JACK LONDON HISTORIC STATE PARK, Glen Ellen, CA

By Carolinearnoldtravel @CarolineSArnold

52 Places To Go: Week 23

The Cottage, Jack and Charmian London's home at their ranch in Glen Ellen, CA


Jack London (1876-1916), renowned author of Call of the Wild, White Fang, Sea Wolf and dozens of other novels, short stories, articles and poetry, is one of America’s most famous and prolific writers, as well as an adventurer, activist, and international celebrity. From 1905 to 1916, he and his wife, Charmian, lived on a property they called Beauty Ranch in Glen Ellen, California, about an hour and half north of San Francisco in the Sonoma Valley. This is where he wrote, operated a small farm demonstrating sustainable farming practices, and where Jack and Charmian built their dream house. Tragically, the house burned down shortly before they were to move in. After Jack's death in 1916, Charmian built another house, now restored as a museum at Jack London Historic State Park.

Jack London Historical State Park. This is the “House of Happy Walls” built in 1919 by Charmian K. London in memory of her husband, Jack London, renowned author. Here are housed many of his works and the collection gathered in their travels throughout the world. Charmian’s house, the ruins of Jack’s “Wolf House,” and his grave were presented in 1960 to the state of California by his nephew, Irving Shepard.

In mid-May, when I was in Oakland, Art and I and our daughter spent a day at Jack London State Park, enjoying the fresh spring air and reacquainting ourselves with Jack London's literary legacy. The park had only recently opened after being closed due to Covid. It was a weekday, and when we arrived the parking lot was nearly empty. 

A shaded walkway leads to the Visitor Center


From the parking lot we did a short walk to the museum/visitor center, finding it filled with photos, video displays, books, mementos of Jack and Charmian’s extensive travels, and a peek into Charmian’s personal life--her dozens of shoes, piano, the decor of her kitchen and bathrooms. A friendly docent answered questions and managed the gift shop.

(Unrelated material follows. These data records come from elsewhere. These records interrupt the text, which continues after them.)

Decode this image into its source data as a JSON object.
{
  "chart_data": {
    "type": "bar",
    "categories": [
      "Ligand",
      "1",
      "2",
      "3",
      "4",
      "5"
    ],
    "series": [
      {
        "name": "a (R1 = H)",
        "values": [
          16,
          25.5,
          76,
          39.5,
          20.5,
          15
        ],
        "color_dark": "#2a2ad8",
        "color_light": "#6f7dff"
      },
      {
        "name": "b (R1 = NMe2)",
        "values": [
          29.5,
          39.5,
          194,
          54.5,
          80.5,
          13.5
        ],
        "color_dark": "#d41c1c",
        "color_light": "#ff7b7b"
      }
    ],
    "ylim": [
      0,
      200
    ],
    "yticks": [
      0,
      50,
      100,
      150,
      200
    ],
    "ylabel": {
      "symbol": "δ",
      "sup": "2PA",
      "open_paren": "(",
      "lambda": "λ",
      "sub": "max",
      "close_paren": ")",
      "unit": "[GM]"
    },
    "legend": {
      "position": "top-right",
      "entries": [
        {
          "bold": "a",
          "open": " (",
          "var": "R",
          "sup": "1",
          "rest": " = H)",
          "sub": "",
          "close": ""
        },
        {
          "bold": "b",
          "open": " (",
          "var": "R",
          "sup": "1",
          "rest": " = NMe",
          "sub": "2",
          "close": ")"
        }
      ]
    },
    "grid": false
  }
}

As a child, Jack was a bright and voracious reader but his early years were spent in work. With what he called “dig,” Jack entered a short story contest sponsored by the local newspaper and won it. He enrolled in school and contributed several short stories to the school’s literary magazine. Later he withstood the pain of hundreds of rejection letters before winning worldwide fame.


Jack London's typewriter. Jack’s daring explorations provided the fodder for his writing and the fuel for his spirit.


 

Jack London died in 1916 at the age of 40. His grave site, about a fifteen minute walk from the Visitor Center, is on a wooded hillside. A short distance away are the remains of Wolf House.

While I had long known about Jack London and his books, until this visit to his home I had been unaware of the role of his wife Charmian, who, I discovered, was just as bold and adventurous as he was. She edited Jack's work and was an author in her own right. She outlived Jack by nearly forty years, and died in 1955.

Charmian K. London defied every expectation of the Victorian female. Obedient and chaste? Never. She was bold and free. Soul of a rebel. Kicking aside the convention that women must ride side saddle, Charmian chose to gallup astride. Every bit Jack’s equal in terms of adventure and intellect, she redefined a woman’s place.


Wolf House.

After viewing the exhibits at the museum we followed the path through the woods to the grave sites of Jack and Charmian, and from there to the ruins of their grand house. 

A swimming pool was to be the center of the house.


Built of stone, the remaining walls and chimneys of Wolf House look more like a medieval castle than a private home. Surrounded by towering redwoods, the house would have been an ideal retreat from city life. We climbed onto a platform that gave a view through the open doors and windows and a diagram of the layout, which included a swimming pool overlooked by a balcony.

Remains of farm buildings of Beauty Ranch.
Beyond the fence vineyards climb the Sonoma hills.


After our walk to the grave site and house, we returned to the parking lot and drove into Glen Ellen (a few minutes away) for a delicious lunch of sandwiches and pastries on the patio of Les Pascales, a French boulangerie. When we returned to the state park, we parked on the other side of the entrance for a tour of the Cottage  and of the remains of the farm buildings. During the years before Jack's death, he and Charmian lived in the cottage when they weren't traveling. Because of Covid, only one family group was allowed inside the Cottage buildings at a time for tours led by extremely knowledgeable volunteer docents. The rooms are preserved with furniture and decorations as they were when the Londons lived there.

The bed in the corner of the Cottage screen porch is where Jack London died.

View from the screen porch to the front garden and fish pond.